I’m all for supporting charities, but this practice of politicians announcing in the press that they are turning tainted money over to their favorite charity (subscription) just doesn’t sit right with me.

Richardson on Monday vowed to donate to charity all of the campaign money his camp received from people or companies implicated in the courthouse scandal.

Lt. Gov. Diane Denish and state Attorney General Gary King followed suit on Tuesday.
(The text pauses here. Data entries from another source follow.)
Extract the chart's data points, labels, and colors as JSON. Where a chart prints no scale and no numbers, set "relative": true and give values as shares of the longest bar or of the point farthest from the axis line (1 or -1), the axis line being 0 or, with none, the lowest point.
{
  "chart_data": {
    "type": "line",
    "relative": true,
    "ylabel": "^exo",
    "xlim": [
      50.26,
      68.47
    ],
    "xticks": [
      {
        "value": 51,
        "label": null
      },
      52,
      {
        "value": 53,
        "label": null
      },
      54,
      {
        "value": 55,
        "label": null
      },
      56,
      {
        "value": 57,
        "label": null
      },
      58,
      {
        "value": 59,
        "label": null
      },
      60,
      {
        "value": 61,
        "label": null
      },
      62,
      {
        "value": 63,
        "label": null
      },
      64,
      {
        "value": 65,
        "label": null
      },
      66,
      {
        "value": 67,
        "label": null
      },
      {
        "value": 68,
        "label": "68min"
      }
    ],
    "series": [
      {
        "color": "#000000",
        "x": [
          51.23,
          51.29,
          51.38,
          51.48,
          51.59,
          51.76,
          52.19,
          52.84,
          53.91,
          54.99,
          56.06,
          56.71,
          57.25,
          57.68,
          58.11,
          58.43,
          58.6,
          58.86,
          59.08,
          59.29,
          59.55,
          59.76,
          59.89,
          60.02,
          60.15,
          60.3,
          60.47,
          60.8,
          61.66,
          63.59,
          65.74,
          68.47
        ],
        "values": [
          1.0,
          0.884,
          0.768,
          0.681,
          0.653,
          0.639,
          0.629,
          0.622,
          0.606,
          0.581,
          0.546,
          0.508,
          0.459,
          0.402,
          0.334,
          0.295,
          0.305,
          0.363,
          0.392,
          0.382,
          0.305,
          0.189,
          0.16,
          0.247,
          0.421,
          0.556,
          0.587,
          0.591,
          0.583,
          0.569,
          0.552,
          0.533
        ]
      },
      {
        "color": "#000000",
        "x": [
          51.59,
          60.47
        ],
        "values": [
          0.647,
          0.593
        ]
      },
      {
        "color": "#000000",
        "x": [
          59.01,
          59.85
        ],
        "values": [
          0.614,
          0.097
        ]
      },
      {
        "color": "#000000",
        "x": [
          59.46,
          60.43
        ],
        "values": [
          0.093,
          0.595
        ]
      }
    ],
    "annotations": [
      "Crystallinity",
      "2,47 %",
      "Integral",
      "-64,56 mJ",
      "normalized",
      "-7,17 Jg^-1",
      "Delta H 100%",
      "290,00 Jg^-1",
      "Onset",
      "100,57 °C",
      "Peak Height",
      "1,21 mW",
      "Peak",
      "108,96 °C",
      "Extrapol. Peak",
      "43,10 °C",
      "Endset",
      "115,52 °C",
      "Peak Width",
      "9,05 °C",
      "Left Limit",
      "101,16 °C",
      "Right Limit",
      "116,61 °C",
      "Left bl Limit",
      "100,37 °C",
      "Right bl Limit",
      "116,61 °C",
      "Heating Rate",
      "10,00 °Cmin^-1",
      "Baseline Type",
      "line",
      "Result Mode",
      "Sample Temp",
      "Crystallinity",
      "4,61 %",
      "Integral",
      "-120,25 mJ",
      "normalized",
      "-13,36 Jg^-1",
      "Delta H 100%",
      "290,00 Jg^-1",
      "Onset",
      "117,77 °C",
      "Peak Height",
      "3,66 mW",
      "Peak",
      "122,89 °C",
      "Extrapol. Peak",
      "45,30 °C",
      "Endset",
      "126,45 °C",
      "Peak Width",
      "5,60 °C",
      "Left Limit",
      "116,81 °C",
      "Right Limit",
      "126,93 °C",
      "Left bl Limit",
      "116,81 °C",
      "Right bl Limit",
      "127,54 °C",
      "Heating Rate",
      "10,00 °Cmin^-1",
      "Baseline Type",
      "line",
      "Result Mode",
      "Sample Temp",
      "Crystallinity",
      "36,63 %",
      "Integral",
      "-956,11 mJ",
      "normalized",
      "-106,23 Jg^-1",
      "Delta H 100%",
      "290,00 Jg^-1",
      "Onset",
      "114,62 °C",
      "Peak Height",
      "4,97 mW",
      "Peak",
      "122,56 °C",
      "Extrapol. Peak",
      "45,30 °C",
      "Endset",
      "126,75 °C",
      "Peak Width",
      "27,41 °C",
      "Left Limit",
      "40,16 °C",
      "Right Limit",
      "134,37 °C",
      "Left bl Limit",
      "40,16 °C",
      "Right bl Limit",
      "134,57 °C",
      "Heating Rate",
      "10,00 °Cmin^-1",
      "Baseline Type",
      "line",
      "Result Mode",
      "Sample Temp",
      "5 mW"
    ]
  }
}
And the state chairman of a group that battled— mostly unsuccessfully— for sweeping ethics reform in the just-concluded state legislative session said every politician who took money from Schultz should do likewise.

The purpose of campaign contributions is to buy awareness and influence voters, and by publicly acknowledging that you’re donating it to a cause, that money is working precisely the way it was supposed to work. Wasn’t Eric Serna being investigated for soliciting contributions to his favorite charity? I’m not sure this is too different.

Is it really necessary for politicians to issue press releases to announce who the recipients of the donation will be? Doesn’t this seem a bit unwarranted:

Denish in a news release Tuesday said she is giving $1,000 in contributions from those implicated in the scandal to the New Mexico Cancer Center Foundation.

A very worthy cause, but did the Lt. Governor really need to release who would be the beneficiary of the donation. It seems to me that the money should just be returned to the donor. It may not be the most productive use of the dollars, but the alternative, at least with the fanfare it is being given, just doesn’t seem right.